In other words, the string class doesn't guarantee it's going to stay in the same place in memory - meaning trying to access it through a char array is impossible.
The best is to create another string class that enforces the char array to always stay the same size (and so can stay in the same memory position all the time). You could also create a bigger array (max size string for instance) to cope with any string size changes - but that should be enforced in your wrapper class.

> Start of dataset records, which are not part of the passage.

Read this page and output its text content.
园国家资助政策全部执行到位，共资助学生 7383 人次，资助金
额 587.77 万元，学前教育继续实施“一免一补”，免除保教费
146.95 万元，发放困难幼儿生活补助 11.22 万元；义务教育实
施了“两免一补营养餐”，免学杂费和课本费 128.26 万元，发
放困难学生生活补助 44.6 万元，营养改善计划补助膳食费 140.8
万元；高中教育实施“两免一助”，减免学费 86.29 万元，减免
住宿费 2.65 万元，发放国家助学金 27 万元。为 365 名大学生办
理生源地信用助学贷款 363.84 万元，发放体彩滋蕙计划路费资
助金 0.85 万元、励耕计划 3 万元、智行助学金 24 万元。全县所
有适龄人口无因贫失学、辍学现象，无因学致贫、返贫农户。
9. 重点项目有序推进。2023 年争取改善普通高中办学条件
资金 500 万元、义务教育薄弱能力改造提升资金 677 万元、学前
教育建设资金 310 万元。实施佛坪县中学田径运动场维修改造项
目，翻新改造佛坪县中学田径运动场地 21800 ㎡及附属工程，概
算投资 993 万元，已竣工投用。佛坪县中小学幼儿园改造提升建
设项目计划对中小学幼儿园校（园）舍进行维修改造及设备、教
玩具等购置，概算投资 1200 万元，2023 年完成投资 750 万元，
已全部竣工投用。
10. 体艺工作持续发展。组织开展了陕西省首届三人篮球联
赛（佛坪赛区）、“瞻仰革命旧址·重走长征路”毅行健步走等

Well you can do this, but you shouldn't
#include <iostream>
#include <string>
int main()
{
std::string test("123456789");
std::cout << test << "\n";
char* data = &test.front(); // use &(*test.begin()) for pre-C++11 code
for ( size_t i(0); i < test.size(); ++i )
{
data[i] = 57 - i;
}
std::cout << test << "\n";
}
Output will be
123456789
987654321
This however goes again everything std::string is trying to facilitate for you. If you use data, you risk causing UB and changes to test may make data point to garbage.
You should not do this!
However, there are many (dangerous) ways to achieve it:
char* cStr = const_cast<char*>(cppStr.c_str());
or
char* cStr = const_cast<char*>(cppStr.data());
or
char* cStr = &cppStr[0];
But beware that the cppStr might be reallocated whenever you touch it, hence invalidating your cStr. That would crash at some point in time, although maybe not immediately (which is even worse).
Therefore, if you are going to do this anyway. Make sure to cppStr.reserve(SOMETHING) *before* you get the cStr out of it. This way, you will at least stabilise the pointer for a while.